Sergei Skripal and his adult daughter Yulia were poisoned by Novichok sprayed on their front door, according to the British investigation. They spent weeks in a coma in the hospital before recovering.

Weeks later, a British man named Charlie Rawley was rummaging through a charity shop bin and found a bottle of counterfeit Nina Ricci perfume. The applicator contained Novichok. Rawley gave it his girlfriend, Dawn Sturgess, who sprayed in on her wrists. She quickly sickened and later died in Salisbury hospital. Rawley was also seriously poisoned.

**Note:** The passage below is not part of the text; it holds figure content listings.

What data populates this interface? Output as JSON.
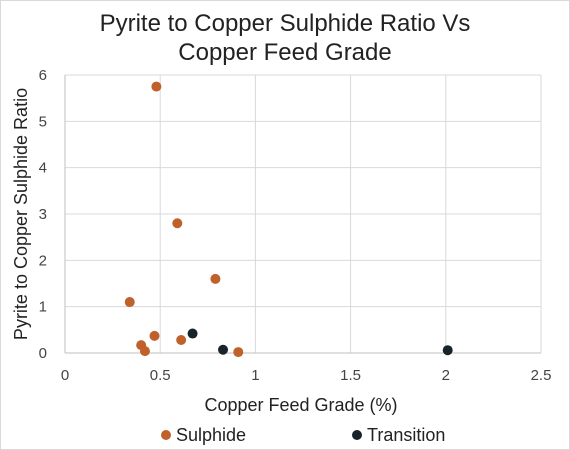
{
  "chart_data": {
    "type": "scatter",
    "title": [
      "Pyrite to Copper Sulphide Ratio Vs",
      "Copper Feed Grade"
    ],
    "xlabel": "Copper Feed Grade (%)",
    "ylabel": "Pyrite to Copper Sulphide  Ratio",
    "xlim": [
      0,
      2.5
    ],
    "ylim": [
      0,
      6
    ],
    "xticks": [
      0,
      0.5,
      1,
      1.5,
      2,
      2.5
    ],
    "xtick_labels": [
      "0",
      "0.5",
      "1",
      "1.5",
      "2",
      "2.5"
    ],
    "yticks": [
      0,
      1,
      2,
      3,
      4,
      5,
      6
    ],
    "ytick_labels": [
      "0",
      "1",
      "2",
      "3",
      "4",
      "5",
      "6"
    ],
    "grid": true,
    "legend_position": "bottom",
    "series": [
      {
        "name": "Sulphide",
        "color": "#c0602b",
        "points": [
          {
            "x": 0.48,
            "y": 5.75
          },
          {
            "x": 0.59,
            "y": 2.8
          },
          {
            "x": 0.79,
            "y": 1.6
          },
          {
            "x": 0.34,
            "y": 1.1
          },
          {
            "x": 0.47,
            "y": 0.37
          },
          {
            "x": 0.4,
            "y": 0.17
          },
          {
            "x": 0.42,
            "y": 0.04
          },
          {
            "x": 0.61,
            "y": 0.28
          },
          {
            "x": 0.91,
            "y": 0.02
          }
        ]
      },
      {
        "name": "Transition",
        "color": "#17242c",
        "points": [
          {
            "x": 0.67,
            "y": 0.42
          },
          {
            "x": 0.83,
            "y": 0.07
          },
          {
            "x": 2.01,
            "y": 0.06
          }
        ]
      }
    ]
  }
}
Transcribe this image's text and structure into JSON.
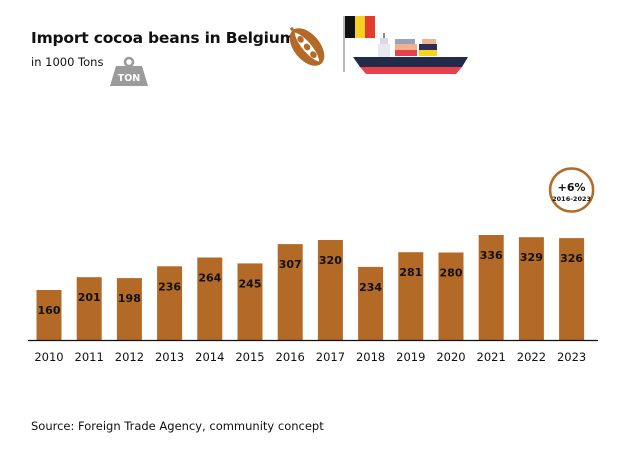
{
  "header": {
    "title": "Import cocoa beans in Belgium",
    "subtitle": "in 1000 Tons",
    "weight_icon_text": "TON"
  },
  "icons": [
    "weight-icon",
    "cocoa-pod-icon",
    "belgium-flag-icon",
    "cargo-ship-icon"
  ],
  "colors": {
    "bar": "#B36A26",
    "badge_border": "#B36A26",
    "axis": "#111111",
    "flag": [
      "#111111",
      "#F7D21E",
      "#E53A2C"
    ],
    "ship_hull": "#222B4A",
    "ship_hull_bottom": "#E8414D"
  },
  "chart_data": {
    "type": "bar",
    "categories": [
      "2010",
      "2011",
      "2012",
      "2013",
      "2014",
      "2015",
      "2016",
      "2017",
      "2018",
      "2019",
      "2020",
      "2021",
      "2022",
      "2023"
    ],
    "values": [
      160,
      201,
      198,
      236,
      264,
      245,
      307,
      320,
      234,
      281,
      280,
      336,
      329,
      326
    ],
    "data_labels": [
      "160",
      "201",
      "198",
      "236",
      "264",
      "245",
      "307",
      "320",
      "234",
      "281",
      "280",
      "336",
      "329",
      "326"
    ],
    "title": "Import cocoa beans in Belgium",
    "subtitle": "in 1000 Tons",
    "xlabel": "",
    "ylabel": "",
    "ylim": [
      0,
      340
    ],
    "grid": false,
    "annotation": {
      "text": "+6%",
      "subtext": "2016-2023",
      "category": "2023"
    }
  },
  "footer": {
    "source": "Source: Foreign Trade Agency, community concept"
  }
}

Governments have in the past been cautious about attributing similar attacks, in part because their origin can be notoriously hard to trace and because they do not want to reveal how they have tracked or penetrated the groups. But Britain and its allies have pushed this year for significantly more transparency, particularly after the Skripal attack in March. Skripal was himself a former Russian military intelligence officer turned double-agent.

Russian President Vladimir Putin on Wednesday called Skripal a “traitor” and a “scumbag.” Britain maintains that the use of Novichok and the deployment of senior GRU agents signal that the assassination attempt was directed at the highest levels in the Kremlin.

“The GRU’s actions are reckless and indiscriminate: they try to undermine and interfere in elections in other countries; they are even prepared to damage Russian companies and Russian citizens,” British Foreign Secretary Jeremy Hunt said in a statement. “This pattern of behavior demonstrates their desire to operate without regard to international law or established norms and to do so with a feeling of impunity and without consequences.”

Australian Prime Minister Scott Morrison and Foreign Minister Marise Payne issued a joint statement that Australian intelligence agencies agreed that GRU “is responsible for this pattern of malicious cyber activity.”

The Pentagon on Wednesday announced that it planned to offer its offensive cybercapabilities to the NATO allies for the first time, further expanding the alliance’s role in what is fast becoming a contested virtual battleground. Mattis has been discussing the issue with fellow defense leaders at the Brussels meetings.

Booth reported from London and Anton Troianovski in Moscow contributed to this report.